My devotion to Our Lady of Guadalupe runs deep and it is in this title of Mary that I find myself most able to relate to Mary as a person, as a mommy, as an approachable intercessor. I had a secret hope that my baby would be born on this feast, but I was pretty sure he wouldn’t wait that long…and sure enough, he was born two weeks before the Guadalupe feast day. (I’m not complaining. The day he was born is not only a Marian feast, but a family feast as well.)
Among the Marian books I’ve read in the last few years, I’d have to rank this as one of my new favorites. Last year, I read Our Lady of Guadalupe: Mother of the Civilization of Love, by Carl Anderson and Eduardo Chavez.
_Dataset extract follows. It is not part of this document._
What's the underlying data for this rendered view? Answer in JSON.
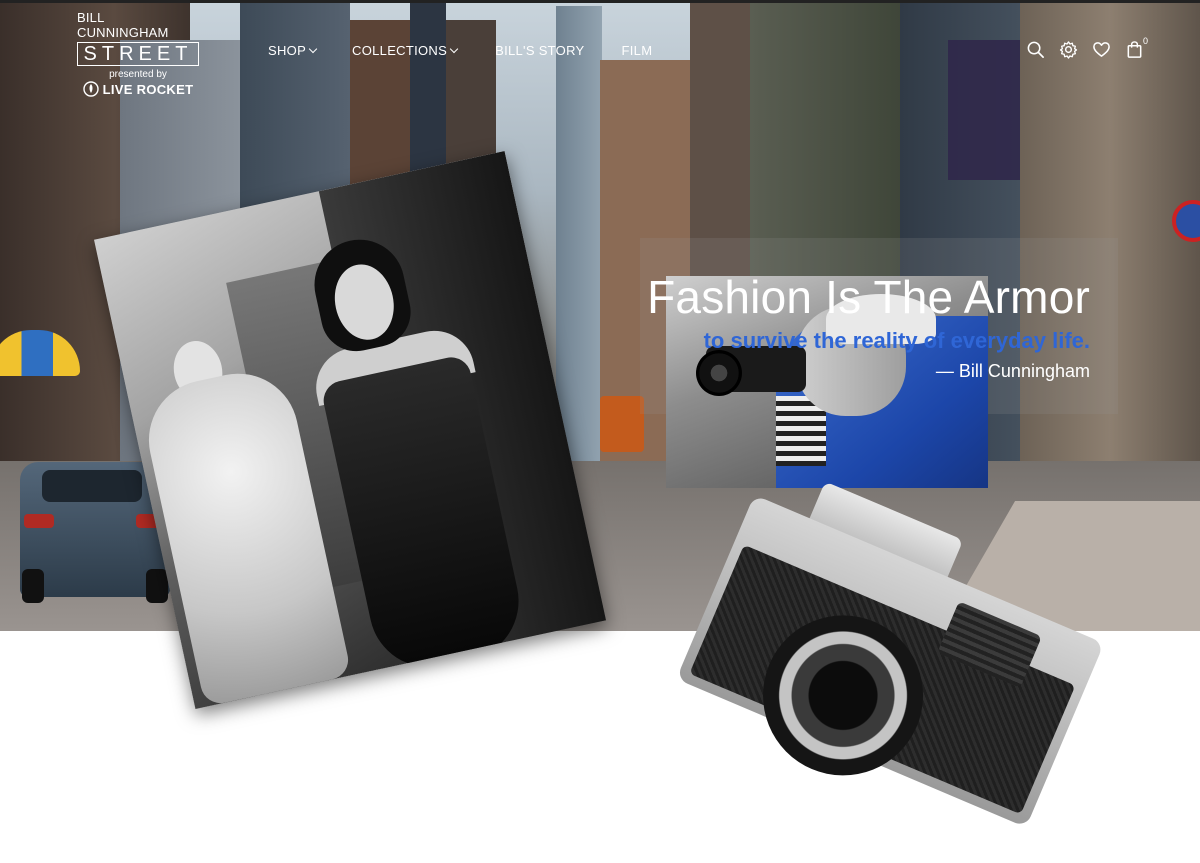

At the time, I was so enthusiastic about the quality of it that I lent it to my pastor with the breathless insistence that he HAD to read it. Reading that book helped me understand the Guadalupan message and the importance of the symbolism. Anderson and Chavez gave me new perspective and insight into a title of Mary that I had loved rather blindly, just because I liked it.
Badde’s Maria is a great companion work for anyone with any sort of interest in Our Lady of Guadalupe. Not only does he delve into the story in ways that I haven’t encountered before — from a European standpoint, for one thing, which is quite a bit different from our North American “everyone knows about Guadalupe” view — but he also shares his story of meeting Our Lady of Guadalupe.
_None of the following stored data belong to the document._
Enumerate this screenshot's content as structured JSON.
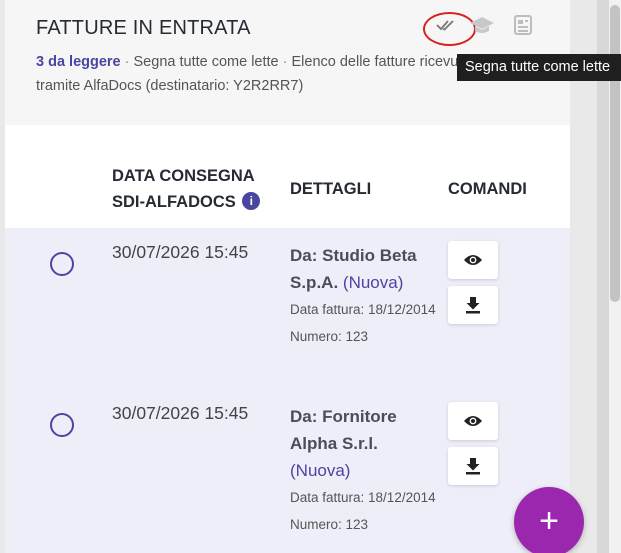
{
  "header": {
    "title": "FATTURE IN ENTRATA",
    "unread": "3 da leggere",
    "sep1": " · ",
    "mark_all": "Segna tutte come lette",
    "sep2": " · ",
    "description": "Elenco delle fatture ricevute tramite AlfaDocs (destinatario: Y2R2RR7)",
    "tooltip": "Segna tutte come lette"
  },
  "table": {
    "columns": {
      "date": "DATA CONSEGNA SDI-ALFADOCS",
      "details": "DETTAGLI",
      "commands": "COMANDI"
    },
    "info_icon": "i",
    "rows": [
      {
        "date": "30/07/2026 15:45",
        "sender": "Da: Studio Beta S.p.A.",
        "status": "(Nuova)",
        "invoice_date": "Data fattura: 18/12/2014",
        "number": "Numero: 123"
      },
      {
        "date": "30/07/2026 15:45",
        "sender": "Da: Fornitore Alpha S.r.l.",
        "status": "(Nuova)",
        "invoice_date": "Data fattura: 18/12/2014",
        "number": "Numero: 123"
      }
    ]
  },
  "fab": {
    "label": "+"
  },
  "icons": [
    "double-check-icon",
    "graduation-cap-icon",
    "document-icon",
    "info-icon",
    "eye-icon",
    "download-icon",
    "plus-icon"
  ],
  "colors": {
    "accent": "#4a45a0",
    "fab": "#9b27af",
    "row_bg": "#eeeef9",
    "highlight": "#d92020"
  }
}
It is, at its core, a story, and that’s what kept me turning the pages and carrying it around with me, in the hopes that I would have a chance to tuck a few more minutes of reading time into my day. As a journalist, Badde talks to many different people, and when he relates what they’ve told him, he does it in a way that makes you feel like you’re sitting right there in the room with them.
This is not a book of sappy devotion or compelling evidence for why everyone should believe in and venerate Mary as Our Lady of Guadalupe. What Badde does, instead, is weave a series of personal experiences and observations in with facts, history, and interviews. The result is a delightful read and a lovely aid for anyone wanting to better understand and explore this apparition of Mary.
One of the best reads of the year for me, and highly recommended.